Looking Back…

looking bakcIn a mere 359 days I will be fifty. A half a century, almost gone.

Almost fifty years of life lived on this earth causes me to reflect over what’s been accomplished. Am I where I thought I would be? Have I grown into the woman I thought I might be? Do I know who I am or where I want to go from here?

Looking back…

So many seasons of my life have passed by. Some seasons seemed to go on forever, but then all too quickly it end and another begins.

Each season came with it’s own mountains to climb and valleys to walk through. There were heartbreak and heartache. Hello’s and goodbyes. Tears of joy and sorrow. There were times of betrayal, neglect, isolation, and loneliness. Alongside a new awareness of who you are and what life was all about. Each season brought new growth in my heart, mind and spirit. Some seasons I seemed to walk through bravely and confidently, others with fear and doubt.

Looking back I see that regardless of what the previous season had brought it seems we start a new season stronger, bolder, better for what had been endured. We leave one season of life prepared to walk through the next.

So with one final look back I realize that…

My life isn’t what I thought it would be. It’s better. I have found that joy and success is not in a fulfilling career, a name for myself, or pursuing the American dream. Joy and success comes from Christ. It comes from the simple things in life, like family, friends, and watching your grandchildren grow. Success comes when you can look back and see your mistakes, failures and defeats and learn from them. My life is fulfilled and surrounded by a beautiful growing family and cherished friendships.

I am not the woman I thought I might become. I am stronger, bolder, and more confident. I live with the knowledge that Christ continues to work in me to change me and mold me. I have trust, faith and security in a Father in heaven that helps me live each day.

I know who I am. I am God’s beloved child whom He loved enough to send His son to die for me so that I might live forever with Him. I am beautiful because of the Spirit of God that lives in me. I am worthy, precious and blessed because of God in me. I have been created for a purpose and all I do is to bring glory to my Father in heaven. I am a friend of God, reconciled to Him. I have been redeemed by the blood of Jesus.

I don’t know where I am going. I only can see where I have been. As I look ahead to fifty I can look with anticipation. I look with hope. Whatever is on the horizon I know it will be exciting and wondrous.

I also know that I am prepared to face the challenges that might lay before me. I am prepared, not because of anything I have done but because I know that MY GOD has prepared me in advance for whatever is coming. I know that I am able to face the future because HE IS ABLE.

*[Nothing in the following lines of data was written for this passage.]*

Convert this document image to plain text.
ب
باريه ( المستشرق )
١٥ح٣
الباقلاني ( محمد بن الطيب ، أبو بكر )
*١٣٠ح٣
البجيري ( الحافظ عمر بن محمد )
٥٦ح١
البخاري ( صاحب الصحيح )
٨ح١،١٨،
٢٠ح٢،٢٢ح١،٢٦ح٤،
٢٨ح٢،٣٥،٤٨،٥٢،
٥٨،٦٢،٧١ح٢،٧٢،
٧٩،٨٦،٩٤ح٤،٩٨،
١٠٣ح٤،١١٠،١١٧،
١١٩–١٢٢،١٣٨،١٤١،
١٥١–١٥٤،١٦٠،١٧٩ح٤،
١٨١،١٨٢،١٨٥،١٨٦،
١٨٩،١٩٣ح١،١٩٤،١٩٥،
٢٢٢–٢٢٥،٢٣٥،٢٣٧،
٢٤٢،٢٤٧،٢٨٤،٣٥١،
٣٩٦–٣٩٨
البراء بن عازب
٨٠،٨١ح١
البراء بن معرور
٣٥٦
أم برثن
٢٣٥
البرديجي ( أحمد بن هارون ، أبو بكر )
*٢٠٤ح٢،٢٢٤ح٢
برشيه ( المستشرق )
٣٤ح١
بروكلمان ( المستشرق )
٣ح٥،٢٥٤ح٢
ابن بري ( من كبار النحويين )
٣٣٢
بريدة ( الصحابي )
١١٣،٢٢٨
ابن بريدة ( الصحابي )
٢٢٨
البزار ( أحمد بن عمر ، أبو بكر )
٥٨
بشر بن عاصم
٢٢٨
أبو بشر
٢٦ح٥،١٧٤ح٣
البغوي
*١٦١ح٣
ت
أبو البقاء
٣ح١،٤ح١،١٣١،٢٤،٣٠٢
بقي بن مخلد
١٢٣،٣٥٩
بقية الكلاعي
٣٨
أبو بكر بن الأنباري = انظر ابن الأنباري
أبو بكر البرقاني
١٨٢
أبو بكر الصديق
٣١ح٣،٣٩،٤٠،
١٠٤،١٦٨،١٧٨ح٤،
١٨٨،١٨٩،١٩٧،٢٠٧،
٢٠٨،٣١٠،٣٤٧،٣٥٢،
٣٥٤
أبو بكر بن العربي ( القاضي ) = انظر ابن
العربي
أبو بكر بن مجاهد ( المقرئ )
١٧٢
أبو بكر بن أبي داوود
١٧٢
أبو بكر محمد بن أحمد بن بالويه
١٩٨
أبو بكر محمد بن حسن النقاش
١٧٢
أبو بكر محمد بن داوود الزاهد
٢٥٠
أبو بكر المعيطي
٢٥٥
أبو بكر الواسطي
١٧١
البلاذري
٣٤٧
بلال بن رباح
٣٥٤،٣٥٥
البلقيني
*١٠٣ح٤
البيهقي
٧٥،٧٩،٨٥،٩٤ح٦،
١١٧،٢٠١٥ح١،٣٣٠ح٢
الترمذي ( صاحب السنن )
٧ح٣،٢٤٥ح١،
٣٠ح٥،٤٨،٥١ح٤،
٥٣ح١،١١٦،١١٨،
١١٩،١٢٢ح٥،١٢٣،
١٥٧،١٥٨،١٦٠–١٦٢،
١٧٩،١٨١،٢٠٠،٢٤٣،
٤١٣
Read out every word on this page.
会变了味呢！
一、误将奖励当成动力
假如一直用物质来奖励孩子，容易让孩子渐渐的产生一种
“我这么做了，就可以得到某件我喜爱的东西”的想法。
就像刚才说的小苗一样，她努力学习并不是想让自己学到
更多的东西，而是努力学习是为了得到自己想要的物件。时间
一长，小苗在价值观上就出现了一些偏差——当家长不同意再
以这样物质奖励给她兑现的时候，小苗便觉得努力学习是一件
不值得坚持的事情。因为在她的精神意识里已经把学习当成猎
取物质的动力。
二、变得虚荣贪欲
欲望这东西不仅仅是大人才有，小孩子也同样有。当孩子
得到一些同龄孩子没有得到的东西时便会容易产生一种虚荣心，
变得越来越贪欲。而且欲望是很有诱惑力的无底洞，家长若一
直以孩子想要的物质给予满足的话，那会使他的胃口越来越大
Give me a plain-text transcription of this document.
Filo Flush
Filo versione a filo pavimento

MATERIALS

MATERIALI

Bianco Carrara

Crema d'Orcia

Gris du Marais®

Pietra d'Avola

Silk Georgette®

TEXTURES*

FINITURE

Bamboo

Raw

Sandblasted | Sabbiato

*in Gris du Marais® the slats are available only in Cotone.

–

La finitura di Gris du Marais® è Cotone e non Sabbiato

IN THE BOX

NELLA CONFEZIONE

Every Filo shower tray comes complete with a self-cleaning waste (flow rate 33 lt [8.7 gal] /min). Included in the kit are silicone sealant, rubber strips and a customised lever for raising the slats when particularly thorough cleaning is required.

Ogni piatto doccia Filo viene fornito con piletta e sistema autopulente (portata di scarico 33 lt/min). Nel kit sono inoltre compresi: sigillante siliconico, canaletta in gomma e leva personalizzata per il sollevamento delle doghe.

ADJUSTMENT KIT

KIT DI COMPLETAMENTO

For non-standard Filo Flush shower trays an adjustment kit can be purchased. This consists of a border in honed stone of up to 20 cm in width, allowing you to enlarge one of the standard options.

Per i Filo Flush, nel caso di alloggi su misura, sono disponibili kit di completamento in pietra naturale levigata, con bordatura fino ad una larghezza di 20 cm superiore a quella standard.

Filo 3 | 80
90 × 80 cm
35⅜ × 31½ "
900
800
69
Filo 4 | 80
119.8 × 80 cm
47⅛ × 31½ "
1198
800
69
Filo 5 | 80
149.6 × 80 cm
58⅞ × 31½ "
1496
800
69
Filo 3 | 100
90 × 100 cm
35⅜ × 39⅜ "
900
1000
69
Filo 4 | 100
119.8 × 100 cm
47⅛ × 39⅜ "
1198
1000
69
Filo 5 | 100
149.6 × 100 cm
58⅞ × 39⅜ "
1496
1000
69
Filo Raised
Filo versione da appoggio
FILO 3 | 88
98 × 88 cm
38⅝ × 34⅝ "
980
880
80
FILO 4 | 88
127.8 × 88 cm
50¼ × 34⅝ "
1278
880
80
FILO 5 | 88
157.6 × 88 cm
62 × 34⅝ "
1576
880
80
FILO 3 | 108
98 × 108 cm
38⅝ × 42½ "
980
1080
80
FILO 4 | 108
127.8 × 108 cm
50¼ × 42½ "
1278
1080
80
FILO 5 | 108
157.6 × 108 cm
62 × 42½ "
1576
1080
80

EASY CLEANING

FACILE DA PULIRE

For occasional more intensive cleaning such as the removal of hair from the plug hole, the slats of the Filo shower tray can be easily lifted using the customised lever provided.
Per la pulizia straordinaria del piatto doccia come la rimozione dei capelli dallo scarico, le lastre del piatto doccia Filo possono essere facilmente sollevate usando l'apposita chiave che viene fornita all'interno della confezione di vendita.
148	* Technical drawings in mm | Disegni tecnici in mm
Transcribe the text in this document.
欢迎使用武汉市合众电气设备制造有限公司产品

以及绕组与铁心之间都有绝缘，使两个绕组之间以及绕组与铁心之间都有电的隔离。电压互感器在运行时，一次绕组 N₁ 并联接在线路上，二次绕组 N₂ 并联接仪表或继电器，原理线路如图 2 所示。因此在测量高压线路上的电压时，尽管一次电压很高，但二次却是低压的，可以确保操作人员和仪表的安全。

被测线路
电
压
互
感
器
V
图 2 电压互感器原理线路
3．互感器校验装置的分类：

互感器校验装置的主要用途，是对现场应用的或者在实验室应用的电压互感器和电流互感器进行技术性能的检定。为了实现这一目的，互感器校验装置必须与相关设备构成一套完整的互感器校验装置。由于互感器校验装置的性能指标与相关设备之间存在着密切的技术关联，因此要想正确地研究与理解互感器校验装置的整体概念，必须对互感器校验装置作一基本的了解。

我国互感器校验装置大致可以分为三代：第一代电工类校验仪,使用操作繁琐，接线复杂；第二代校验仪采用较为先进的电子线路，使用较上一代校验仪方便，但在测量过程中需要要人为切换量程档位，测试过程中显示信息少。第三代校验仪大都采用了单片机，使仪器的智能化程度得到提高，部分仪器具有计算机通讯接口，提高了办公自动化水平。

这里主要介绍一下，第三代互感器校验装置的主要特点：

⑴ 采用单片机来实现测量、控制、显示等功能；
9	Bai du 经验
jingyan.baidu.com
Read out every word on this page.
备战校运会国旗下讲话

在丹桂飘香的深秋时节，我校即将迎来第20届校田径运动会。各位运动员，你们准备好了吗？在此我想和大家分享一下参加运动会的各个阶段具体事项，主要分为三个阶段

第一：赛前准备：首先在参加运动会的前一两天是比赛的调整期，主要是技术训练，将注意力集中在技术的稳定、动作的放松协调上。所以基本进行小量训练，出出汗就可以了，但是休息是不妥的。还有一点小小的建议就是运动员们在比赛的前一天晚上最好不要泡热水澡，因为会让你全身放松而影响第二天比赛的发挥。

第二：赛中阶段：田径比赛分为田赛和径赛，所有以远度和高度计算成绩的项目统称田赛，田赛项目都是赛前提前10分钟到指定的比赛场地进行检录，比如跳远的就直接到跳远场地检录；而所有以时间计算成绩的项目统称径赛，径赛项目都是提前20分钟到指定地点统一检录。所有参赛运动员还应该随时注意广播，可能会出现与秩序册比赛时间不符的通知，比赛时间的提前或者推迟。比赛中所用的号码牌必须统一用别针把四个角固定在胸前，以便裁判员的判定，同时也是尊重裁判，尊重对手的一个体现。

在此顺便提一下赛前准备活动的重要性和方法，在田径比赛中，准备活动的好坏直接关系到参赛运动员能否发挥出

No, I don’t know what the next twenty or thirty years may bring, but I do know the ONE who hold my hand as we journey together toward that day when HE calls me home. 

As I look ahead…

I pray that I would choose a life of simple obedience to God. An obedience that rejoices in His love whether WE are walking on the mountain, in the valley or wondering in the desert. I pray that I am satisfied in the small steps that He leads me in each and every day. I pray that I will take time to notice the little things in life and remember that people are far more important than getting my to do list done. I pray that I am able to die to self a little more each day so that Christ might live fully in and through me.

Can’t wait to see what God has planned next… it’s a new season. A season that will bring much growth.